Terungkap! Sakit Hati jadi Motif Mantan Sopir Bakar Mobil Kades Hoho Banjarnegara

Terungkap! Sakit Hati jadi Motif Mantan Sopir Bakar Mobil Kades Hoho Banjarnegara

Nasional | inews | Rabu, 20 Mei 2026 - 09:20
share

BANJARNEGARA, iNews.id – Pelaku pembakaran mobil mewah milik Kepala Desa (Kades) Purwasaba yang akrab disapa Kades Hoho, Kabupaten Banjarnegara terungkap. Pelaku berinisial RP (43) ternyata mantan sopir sekaligus orang dekat korban.

RP ditangkap tanpa perlawanan setelah pihak kepolisian melakukan penyelidikan mendalam dan mengumpulkan sejumlah barang bukti di lokasi kejadian.

Kasat Reskrim Polres Banjarnegara, Iptu Ori Friliansa Utama mengatakan, insiden ini merupakan murni aksi pembakaran konvensional, sekaligus meluruskan isu liar yang sempat beredar di jagat maya.

"Polisi menegaskan kasus ini murni pembakaran menggunakan bensin dan kain, bukan karena lemparan bom molotov seperti kabar yang sempat beredar dan viral di media sosial," ujar Iptu Ori Friliansa Utama, Rabu (20/5/2026).

Berdasarkan hasil pemeriksaan, motif aksi nekat ini dipicu oleh dendam pribadi. Pelaku mengaku kesal kepada korban karena gajinya selama bekerja sering terlambat dibayarkan. Tak hanya itu, kekesalan RP memuncak karena korban kerap memamerkan kekayaan secara berlebihan di media sosial.

Aksi pembakaran ini ternyata sudah direncanakan oleh pelaku sejak dua hari sebelum eksekusi. RP terlebih dahulu membeli empat liter bensin dengan mengendarai sepeda motornya.
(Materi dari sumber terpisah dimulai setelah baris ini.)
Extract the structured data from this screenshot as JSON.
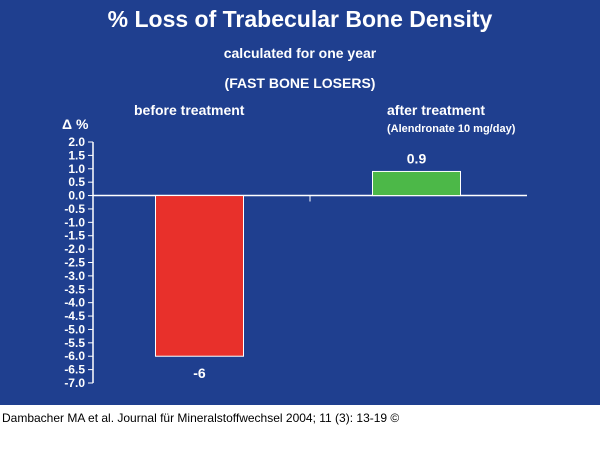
{
  "chart_data": {
    "type": "bar",
    "title": "% Loss of Trabecular Bone Density",
    "subtitle": "calculated for one year",
    "subtitle2": "(FAST BONE LOSERS)",
    "ylabel": "Δ %",
    "categories": [
      "before treatment",
      "after treatment"
    ],
    "category_notes": [
      "",
      "(Alendronate 10 mg/day)"
    ],
    "values": [
      -6,
      0.9
    ],
    "value_labels": [
      "-6",
      "0.9"
    ],
    "colors": [
      "#e8302b",
      "#4cb848"
    ],
    "ylim": [
      -7.0,
      2.0
    ],
    "yticks": [
      "2.0",
      "1.5",
      "1.0",
      "0.5",
      "0.0",
      "-0.5",
      "-1.0",
      "-1.5",
      "-2.0",
      "-2.5",
      "-3.0",
      "-3.5",
      "-4.0",
      "-4.5",
      "-5.0",
      "-5.5",
      "-6.0",
      "-6.5",
      "-7.0"
    ],
    "grid": false,
    "legend": "none"
  },
  "source": "Dambacher MA et al. Journal für Mineralstoffwechsel 2004; 11 (3): 13-19 ©",
  "colors": {
    "background": "#1f3f8f",
    "text": "#ffffff",
    "axis": "#ffffff"
  }
}
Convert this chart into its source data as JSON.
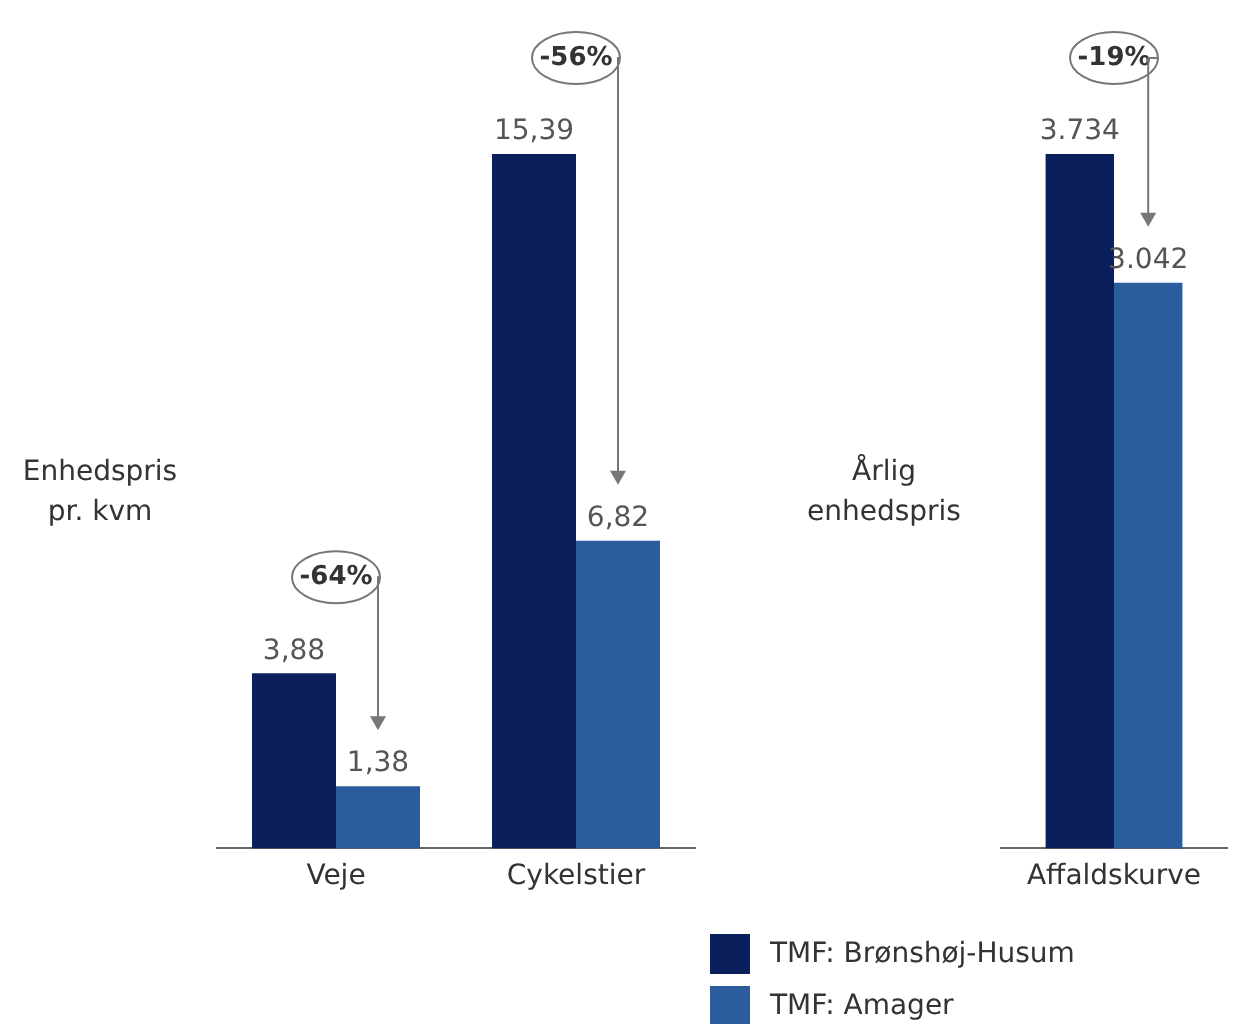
{
  "chart_data": [
    {
      "type": "bar",
      "ylabel": "Enhedspris pr. kvm",
      "categories": [
        "Veje",
        "Cykelstier"
      ],
      "series": [
        {
          "color": "#0b1f5c",
          "values": [
            3.88,
            15.39
          ],
          "value_labels": [
            "3,88",
            "15,39"
          ]
        },
        {
          "color": "#2a5c9e",
          "values": [
            1.38,
            6.82
          ],
          "value_labels": [
            "1,38",
            "6,82"
          ]
        }
      ],
      "annotations": [
        "-64%",
        "-56%"
      ],
      "tick_labels": "x",
      "grid": false,
      "legend": false
    },
    {
      "type": "bar",
      "ylabel": "Årlig enhedspris",
      "categories": [
        "Affaldskurve"
      ],
      "series": [
        {
          "name": "TMF: Brønshøj-Husum",
          "color": "#0b1f5c",
          "values": [
            3734
          ],
          "value_labels": [
            "3.734"
          ]
        },
        {
          "name": "TMF: Amager",
          "color": "#2a5c9e",
          "values": [
            3042
          ],
          "value_labels": [
            "3.042"
          ]
        }
      ],
      "annotations": [
        "-19%"
      ],
      "tick_labels": "x",
      "grid": false,
      "legend": "bottom"
    }
  ]
}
Bensin tersebut kemudian dikeluarkan dari tangki motor menggunakan selang kecil, lalu ditampung ke dalam ember. RP juga menyiapkan kayu yang dililit dengan potongan kain untuk dijadikan obor pembakar, lalu menyembunyikannya di dekat lokasi kejadian.

Saat beraksi pada malam hari, pelaku berjalan kaki seorang diri dari rumahnya yang kebetulan berada tidak jauh dari kediaman korban.

Dalam kasus ini, polisi menyita sejumlah barang bukti berupa satu unit mobil Honda Civic Turbo warna putih milik Kades Hoho yang hangus sebagian, sepeda motor Honda Scoopy milik pelaku, sisa kain terbakar, sepotong kayu, serta selang kecil yang digunakan untuk menyalin bensin.

Untuk mempertanggungjawabkan perbuatannya, saat ini RP telah dijebloskan ke Rumah Tahanan (Rutan) Banjarnegara. Mantan sopir kades ini dijerat pasal perusakan dan pembakaran dengan ancaman hukuman penjara hingga sembilan tahun.